En dehors du Hable d’Omonville et de l’anse Saint-Martin, les roches de La Hague laissent entre elles quelques interstices, où l’on tire à terre des bateaux de pêche. Le principal de ces échouages est celui de Goury, dont les observations de M. Daussy sur les marées de la Manche ont fait connaître au loin le nom : il gît sur le Raz-Blanchard, directement en face d’Aurigny. Les pêcheurs de La Hague bravent sur des bateaux montés par deux hommes et un mousse la mer impérieuse qui les environne, et leur familiarité avec les brusques allures du raz les préserve des naufrages. Tous les marins appelés à fréquenter ces parages, faits pour être en temps de guerre le théâtre de tant de surprises, devraient s’approprier leur expérience.

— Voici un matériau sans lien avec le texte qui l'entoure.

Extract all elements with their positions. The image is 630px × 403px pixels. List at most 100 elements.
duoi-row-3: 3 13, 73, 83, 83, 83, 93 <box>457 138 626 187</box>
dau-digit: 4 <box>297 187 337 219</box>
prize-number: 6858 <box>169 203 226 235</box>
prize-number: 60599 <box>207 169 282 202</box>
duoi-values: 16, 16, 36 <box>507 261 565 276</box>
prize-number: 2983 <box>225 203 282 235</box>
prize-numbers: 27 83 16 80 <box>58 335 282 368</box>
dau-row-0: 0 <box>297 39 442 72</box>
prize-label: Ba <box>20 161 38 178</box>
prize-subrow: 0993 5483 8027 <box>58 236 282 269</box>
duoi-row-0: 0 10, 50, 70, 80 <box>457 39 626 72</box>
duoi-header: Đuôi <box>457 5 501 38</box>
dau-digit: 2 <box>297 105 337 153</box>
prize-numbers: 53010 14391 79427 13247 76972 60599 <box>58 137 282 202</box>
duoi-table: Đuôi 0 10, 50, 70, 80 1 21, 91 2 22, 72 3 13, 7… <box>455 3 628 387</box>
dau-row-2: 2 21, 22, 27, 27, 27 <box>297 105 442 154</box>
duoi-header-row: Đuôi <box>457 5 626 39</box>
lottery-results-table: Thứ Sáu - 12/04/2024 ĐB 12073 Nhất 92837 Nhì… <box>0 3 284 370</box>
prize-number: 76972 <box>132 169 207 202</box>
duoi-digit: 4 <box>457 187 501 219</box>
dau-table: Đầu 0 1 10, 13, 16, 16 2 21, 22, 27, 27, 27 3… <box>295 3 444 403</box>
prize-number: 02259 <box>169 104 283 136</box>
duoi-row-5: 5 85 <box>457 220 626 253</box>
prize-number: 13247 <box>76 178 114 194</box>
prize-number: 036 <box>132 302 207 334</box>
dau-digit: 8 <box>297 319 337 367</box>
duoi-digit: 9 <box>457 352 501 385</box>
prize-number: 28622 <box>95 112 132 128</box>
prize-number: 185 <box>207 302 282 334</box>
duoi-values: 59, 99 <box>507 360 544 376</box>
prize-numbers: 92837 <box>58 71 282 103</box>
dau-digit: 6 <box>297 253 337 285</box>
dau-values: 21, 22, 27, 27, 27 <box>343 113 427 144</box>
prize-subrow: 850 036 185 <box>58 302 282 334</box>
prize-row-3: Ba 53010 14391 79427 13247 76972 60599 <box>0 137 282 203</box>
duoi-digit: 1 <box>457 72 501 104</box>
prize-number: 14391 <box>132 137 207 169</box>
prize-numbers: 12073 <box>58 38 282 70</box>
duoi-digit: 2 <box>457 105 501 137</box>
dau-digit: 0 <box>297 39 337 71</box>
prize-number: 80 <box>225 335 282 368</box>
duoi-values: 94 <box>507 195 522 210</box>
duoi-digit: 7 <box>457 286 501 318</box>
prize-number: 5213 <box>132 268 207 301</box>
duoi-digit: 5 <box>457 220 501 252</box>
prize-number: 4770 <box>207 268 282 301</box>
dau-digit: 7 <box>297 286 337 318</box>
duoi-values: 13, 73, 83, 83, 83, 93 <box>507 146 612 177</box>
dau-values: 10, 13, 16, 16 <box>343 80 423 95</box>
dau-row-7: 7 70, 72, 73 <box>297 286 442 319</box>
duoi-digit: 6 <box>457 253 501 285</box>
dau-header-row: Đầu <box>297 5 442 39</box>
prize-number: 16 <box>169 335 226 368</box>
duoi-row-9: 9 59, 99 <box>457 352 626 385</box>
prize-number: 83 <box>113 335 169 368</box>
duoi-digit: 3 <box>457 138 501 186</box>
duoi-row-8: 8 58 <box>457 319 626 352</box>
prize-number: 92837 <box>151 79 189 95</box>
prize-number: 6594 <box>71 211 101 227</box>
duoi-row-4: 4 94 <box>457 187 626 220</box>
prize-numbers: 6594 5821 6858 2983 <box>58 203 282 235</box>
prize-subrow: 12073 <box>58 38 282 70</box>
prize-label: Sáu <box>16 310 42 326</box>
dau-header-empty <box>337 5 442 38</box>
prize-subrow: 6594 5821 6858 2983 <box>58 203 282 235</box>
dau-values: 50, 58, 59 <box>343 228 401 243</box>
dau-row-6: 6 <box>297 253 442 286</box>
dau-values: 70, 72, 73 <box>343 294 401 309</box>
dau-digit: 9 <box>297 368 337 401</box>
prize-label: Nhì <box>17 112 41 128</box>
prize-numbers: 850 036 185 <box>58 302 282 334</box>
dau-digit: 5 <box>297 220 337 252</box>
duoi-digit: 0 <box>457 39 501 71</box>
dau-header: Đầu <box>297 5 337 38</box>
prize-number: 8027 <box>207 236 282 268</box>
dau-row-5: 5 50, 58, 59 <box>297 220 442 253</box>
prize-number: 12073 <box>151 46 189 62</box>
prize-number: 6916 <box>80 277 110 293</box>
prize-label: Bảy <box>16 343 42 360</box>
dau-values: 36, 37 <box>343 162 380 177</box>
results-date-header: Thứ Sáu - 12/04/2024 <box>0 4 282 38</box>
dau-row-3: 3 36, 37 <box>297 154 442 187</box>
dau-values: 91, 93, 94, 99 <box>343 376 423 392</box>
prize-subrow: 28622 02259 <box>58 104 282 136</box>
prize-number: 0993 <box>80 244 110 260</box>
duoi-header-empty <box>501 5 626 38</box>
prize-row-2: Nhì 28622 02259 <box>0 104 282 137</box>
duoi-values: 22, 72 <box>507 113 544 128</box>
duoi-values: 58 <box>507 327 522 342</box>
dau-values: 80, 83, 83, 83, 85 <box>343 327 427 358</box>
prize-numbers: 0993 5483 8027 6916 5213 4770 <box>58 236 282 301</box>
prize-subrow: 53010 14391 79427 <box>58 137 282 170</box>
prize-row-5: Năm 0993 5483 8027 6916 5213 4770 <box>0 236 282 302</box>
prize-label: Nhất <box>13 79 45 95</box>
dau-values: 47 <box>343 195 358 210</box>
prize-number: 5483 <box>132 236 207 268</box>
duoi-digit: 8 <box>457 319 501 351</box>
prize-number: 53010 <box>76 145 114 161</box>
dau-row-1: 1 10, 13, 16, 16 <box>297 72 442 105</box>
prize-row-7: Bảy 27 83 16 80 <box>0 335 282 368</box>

M. Beautems-Beaupré de nos jours, Vauban et Colbert de Terron au XVIIe siècle, François Ier au XVIe, n’ont pas été les premiers à s’apercevoir des avantages attachés à la possession de la presqu’île de La Hague : l’instinct militaire des barbares qui désolaient l’Europe au moyen âge les avait découverts avant eux. Les anciens Normands ont laissé sur cette langue de terre d’irrécusables traces de leur séjour ; ils en avaient fait leur principale place d’armes, et la durée des travaux de défense qu’ils y ont élevés témoigne de la solidité de leur occupation. La presqu’île ressemble, par son élévation et son allongement vers le nord-ouest, à un môle jeté en travers de la Manche. Dans un temps où les mers qui la baignent étaient presque désertes, elle paraissait s’avancer à la rencontre des premiers navigateurs normands, et ses anses, ses échouages invitaient leurs pirogues à s’y arrêter. Ils y descendirent donc, la nommèrent La Hague[1], c’est-à-dire le lieu d’abordage, le havre par excellence, et ne tardèrent pas à reconnaître que l’atterrage qui était le mieux à leur portée par mer était aussi le plus facile à défendre du côté de la terre : la mer dont ils étaient les maîtres l’enveloppait sur les quatre cinquièmes de son périmètre, et il ne fallait, pour le rendre inabordable aux ennemis venant de l’intérieur, qu’une ligne de défense dont ils avaient pu prendre le modèle dans la fameuse muraille des Pictes, ou mieux encore dans le Dannewirke[2] du Slesvig. Telle fut indubitablement l’origine du '

  1. Hagen, altération du danois. Le nom de ville que nous prononçons Copenhague a la même étymologie.
  2. Ouvrage-Danois. Rempart qu’on suppose élevé vers le IXe siècle, et qui, séparant le Danemark proprement dit du Holstein, ferme l’espace compris entre le fond du golfe étroit de Slesvig et la Mer du Nord. Onze mille Danois l’ont bravement défendu le 25 avril 1848 contre vingt-huit mille Allemands.